While the home is a shelter against elements such as wind and rain, it may not always be fool-proof against items such as mold. In fact, at least 70% of homes reported having mold in various areas of their property. This figure poses a significant threat to the estimated 28% of people reported to have mold-related health problems due to various genetic predispositions. With this in mind, preventing the spread of mold will be a crucial home maintenance practice, with the following guide detailing how mold could impact your health.
How Does Mold Spread?
Mold is drawn to areas with lots of moisture, making spaces with water leaks a hazard for homeowners. This could be sections around the windows, roofs, and pipes, spores on the ceiling, and areas with wood products. If you also have upholstery and carpet in these areas, you will likely be dealing with mold spores due to frequent pools of moisture. Mold can also get to your home when clothing, pets, and accessories contact outdoor surfaces containing mold spores.
How Does Mold Affect Your Health?
When left to grow, mold will produce allergens that trigger allergic reactions in occupants sensitive to these allergens. This may be evidenced by signs such as sneezing, skin rash, hay fever symptoms, and reddening of the eyes. Depending on the severity of the reaction, some symptoms may be immediate, only taking a few minutes to develop, while others may take up to nine hours to appear.
In addition to the above-listed reactions, individuals with pre-existing asthma who are allergic to mold may suffer asthma attacks when exposed to areas with such allergens. Exposure could also lead to nose, throat, and lung irritation for people with immune-compromised systems and chronic lung disease. Health experts recommend booking an appointment with your doctor yearly to avoid such health hazards.
How to Do a Mold Cleanup
Getting rid of mold is relatively easy, with simple cleanup practices being enough to eliminate mold spores in the affected areas. Here are a few tips to utilize:
- Keep moisture in control. Keeping your home at humidity levels below 50% keeps the growth of mold spores in check, allowing you to eliminate allergic reactions that could prove detrimental.
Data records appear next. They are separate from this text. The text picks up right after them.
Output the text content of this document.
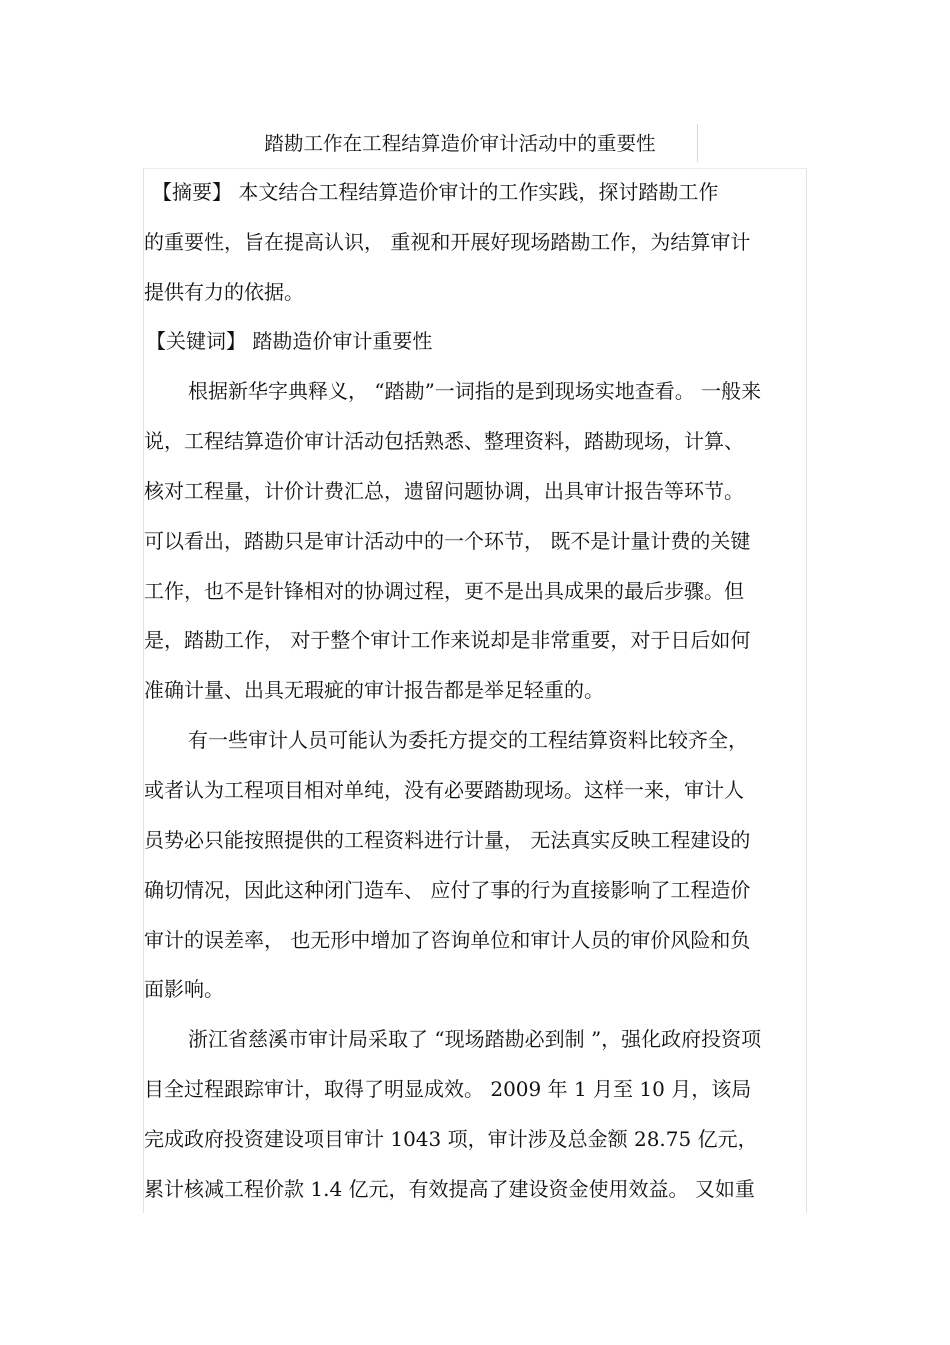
踏勘工作在工程结算造价审计活动中的重要性
【摘要】 本文结合工程结算造价审计的工作实践，探讨踏勘工作
的重要性，旨在提高认识， 重视和开展好现场踏勘工作，为结算审计
提供有力的依据。
【关键词】 踏勘造价审计重要性
根据新华字典释义， “踏勘”一词指的是到现场实地查看。 一般来
说，工程结算造价审计活动包括熟悉、整理资料，踏勘现场，计算、
核对工程量，计价计费汇总，遗留问题协调，出具审计报告等环节。
可以看出，踏勘只是审计活动中的一个环节， 既不是计量计费的关键
工作，也不是针锋相对的协调过程，更不是出具成果的最后步骤。但
是，踏勘工作， 对于整个审计工作来说却是非常重要，对于日后如何
准确计量、出具无瑕疵的审计报告都是举足轻重的。
有一些审计人员可能认为委托方提交的工程结算资料比较齐全，
或者认为工程项目相对单纯，没有必要踏勘现场。这样一来，审计人
员势必只能按照提供的工程资料进行计量， 无法真实反映工程建设的
确切情况，因此这种闭门造车、 应付了事的行为直接影响了工程造价
审计的误差率， 也无形中增加了咨询单位和审计人员的审价风险和负
面影响。
浙江省慈溪市审计局采取了 “现场踏勘必到制 ”，强化政府投资项
目全过程跟踪审计，取得了明显成效。 2009 年 1 月至 10 月，该局
完成政府投资建设项目审计 1043 项，审计涉及总金额 28.75 亿元，
累计核减工程价款 1.4 亿元，有效提高了建设资金使用效益。 又如重
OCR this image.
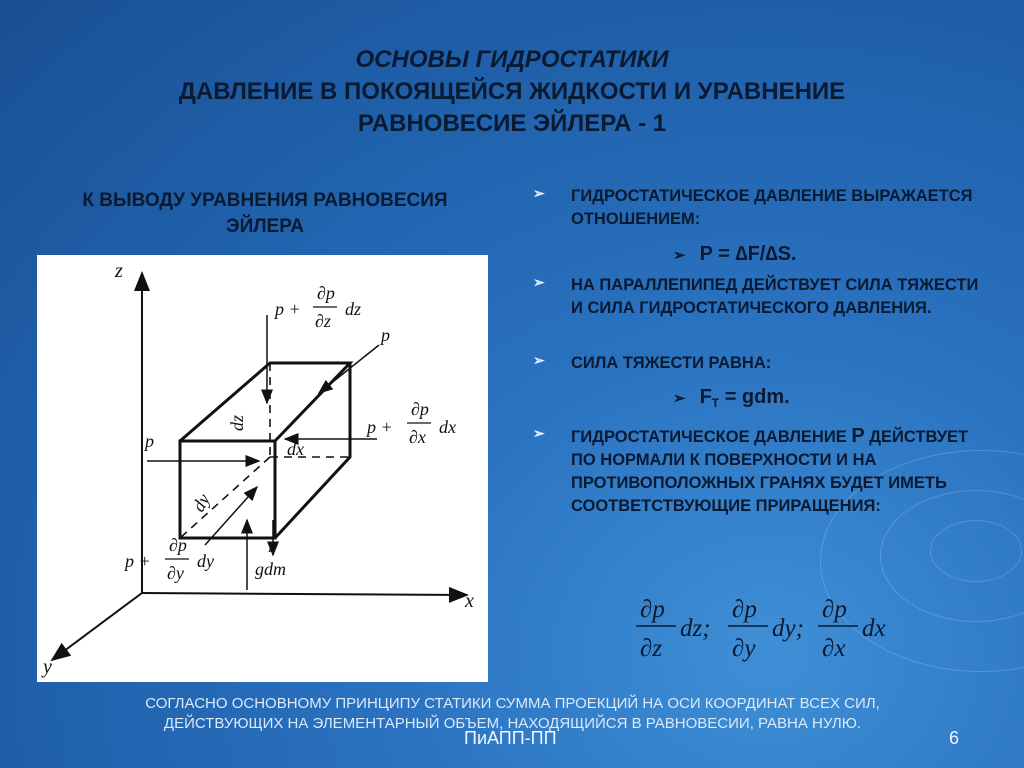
ОСНОВЫ ГИДРОСТАТИКИ
ДАВЛЕНИЕ В ПОКОЯЩЕЙСЯ ЖИДКОСТИ И УРАВНЕНИЕ
РАВНОВЕСИЕ ЭЙЛЕРА - 1
К ВЫВОДУ УРАВНЕНИЯ РАВНОВЕСИЯ
ЭЙЛЕРА
z
x
y
p +
∂p
∂z
dz
p +
∂p
∂x dx
p +
∂p
∂y
dy
p
p
p
dz
dx
dy
gdm
➢ ГИДРОСТАТИЧЕСКОЕ ДАВЛЕНИЕ ВЫРАЖАЕТСЯ ОТНОШЕНИЕМ:
➢ P = ∆F/∆S.
➢ НА ПАРАЛЛЕПИПЕД ДЕЙСТВУЕТ СИЛА ТЯЖЕСТИ И СИЛА ГИДРОСТАТИЧЕСКОГО ДАВЛЕНИЯ.
➢ СИЛА ТЯЖЕСТИ РАВНА:
➢ $F_T$ = gdm.
➢ ГИДРОСТАТИЧЕСКОЕ ДАВЛЕНИЕ P ДЕЙСТВУЕТ ПО НОРМАЛИ К ПОВЕРХНОСТИ И НА ПРОТИВОПОЛОЖНЫХ ГРАНЯХ БУДЕТ ИМЕТЬ СООТВЕТСТВУЮЩИЕ ПРИРАЩЕНИЯ:
∂p
∂z
dz;
∂p
∂y
dy;
∂p
∂x
dx
СОГЛАСНО ОСНОВНОМУ ПРИНЦИПУ СТАТИКИ СУММА ПРОЕКЦИЙ НА ОСИ КООРДИНАТ ВСЕХ СИЛ,
ДЕЙСТВУЮЩИХ НА ЭЛЕМЕНТАРНЫЙ ОБЪЕМ, НАХОДЯЩИЙСЯ В РАВНОВЕСИИ, РАВНА НУЛЮ.
ПиАПП-ПП	6
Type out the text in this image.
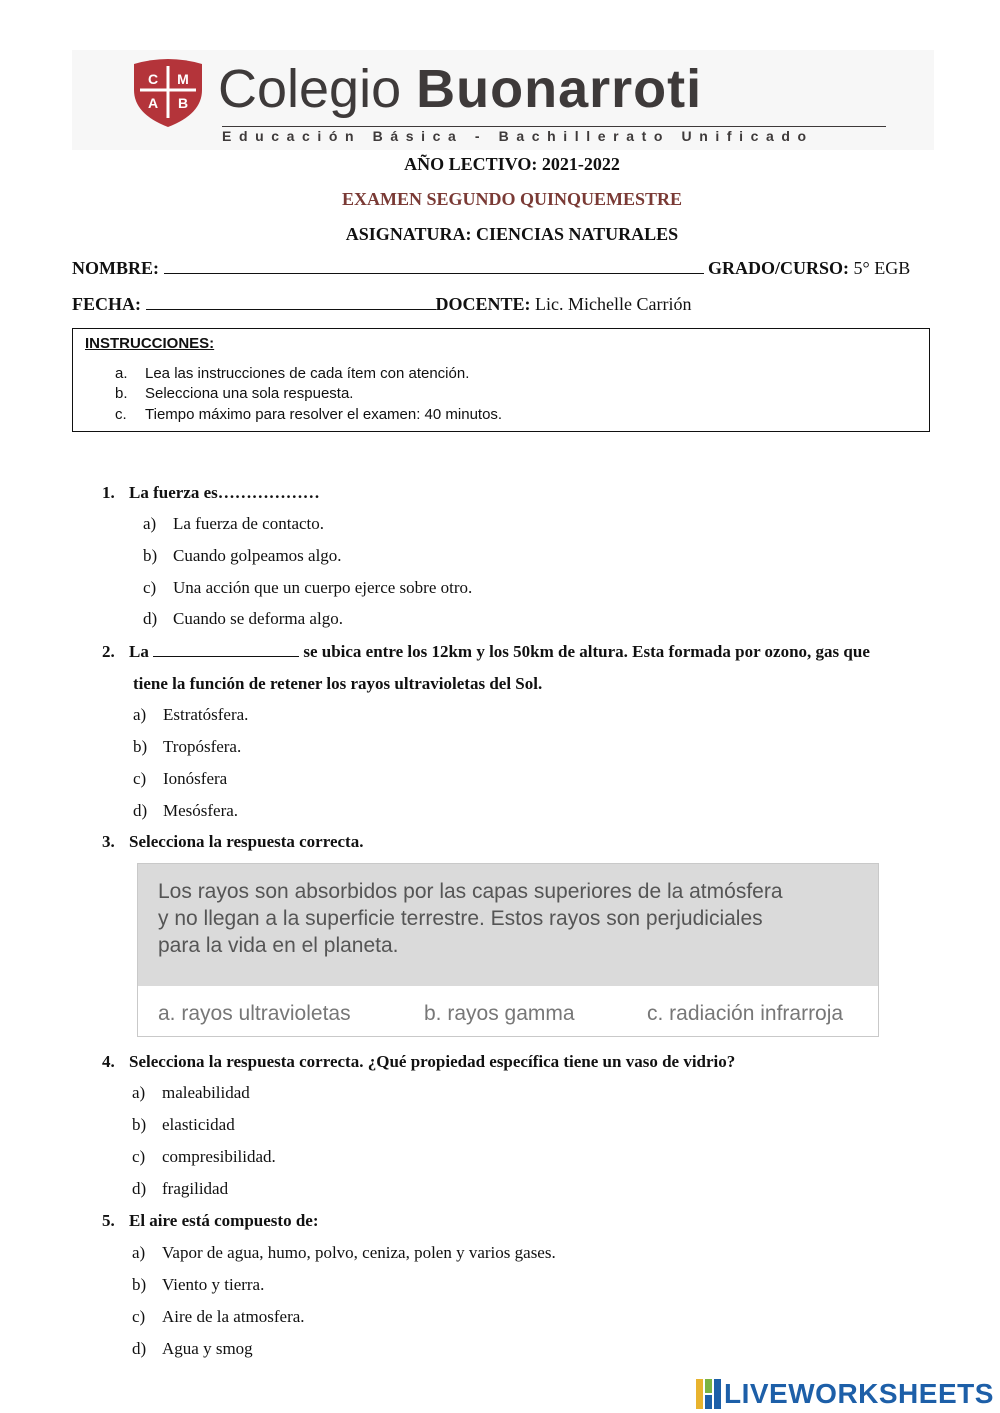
C M
A B Colegio Buonarroti
Educación Básica - Bachillerato Unificado
AÑO LECTIVO: 2021-2022
EXAMEN SEGUNDO QUINQUEMESTRE
ASIGNATURA: CIENCIAS NATURALES
NOMBRE:	GRADO/CURSO: 5° EGB
FECHA:	DOCENTE: Lic. Michelle Carrión
INSTRUCCIONES:
a. Lea las instrucciones de cada ítem con atención.
b. Selecciona una sola respuesta.
c. Tiempo máximo para resolver el examen: 40 minutos.
1. La fuerza es………………
a) La fuerza de contacto.
b) Cuando golpeamos algo.
c) Una acción que un cuerpo ejerce sobre otro.
d) Cuando se deforma algo.
2. La	se ubica entre los 12km y los 50km de altura. Esta formada por ozono, gas que
tiene la función de retener los rayos ultravioletas del Sol.
a) Estratósfera.
b) Tropósfera.
c) Ionósfera
d) Mesósfera.
3. Selecciona la respuesta correcta.
Los rayos son absorbidos por las capas superiores de la atmósfera
y no llegan a la superficie terrestre. Estos rayos son perjudiciales
para la vida en el planeta.
a. rayos ultravioletas	b. rayos gamma	c. radiación infrarroja
4. Selecciona la respuesta correcta. ¿Qué propiedad específica tiene un vaso de vidrio?
a) maleabilidad
b) elasticidad
c) compresibilidad.
d) fragilidad
5. El aire está compuesto de:
a) Vapor de agua, humo, polvo, ceniza, polen y varios gases.
b) Viento y tierra.
c) Aire de la atmosfera.
d) Agua y smog
LIVEWORKSHEETS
- Use detergent and water to clean hard surfaces such as wood and dry these areas with dry clothes. Since the carpet and ceiling tiles will often be absorbent, these may need to be replaced once mold grows.
- Dry areas with water damage. If you have rooms with water damage from leaks or pipe bursts, make it a point to use dry clothes to clean them up within 24-48 hours. This prevents the growth of mold, eliminating the spread of the spores.
- Make it a point to discard the water after drying the affected areas to minimize mold growth in your cleaning supplies.
- Reach out to qualified repair experts to help fix your plumbing and areas around the windows and ceiling affected by water leaks.
- Ventilate spaces prone to moisture, such as bathrooms and kitchen areas. De-humidifiers, air conditioners, and exhaust fans will be great ideas for this. Leaving the windows open during warm days will also let in the air into these areas, reducing humidity in the long run.
- Avoid installing carpets in spaces prone to moisture. These could be areas around sinks, drinking fountains, and floors beneath areas with leaks. If you notice any emerging moisture pools, take the carpeting off and ensure that you have it cleaned and dried to avoid problematic mold growth.
- Add insulation to areas prone to condensation. These include floors, windows, roofs, and piping.
Whether you are looking for preventive ways to keep mold at bay or need solutions to help you deal with a recurring mold problem, the above are some tips to help you deal with mold growth. Ensure that your humidity levels are checked, clean and dry wet areas within two days of moisture exposure, and ventilate areas prone to moisture. These will be essential in preventing issues such as asthma attacks, skin irritation, and fever-like symptoms for loved ones with allergies to mold.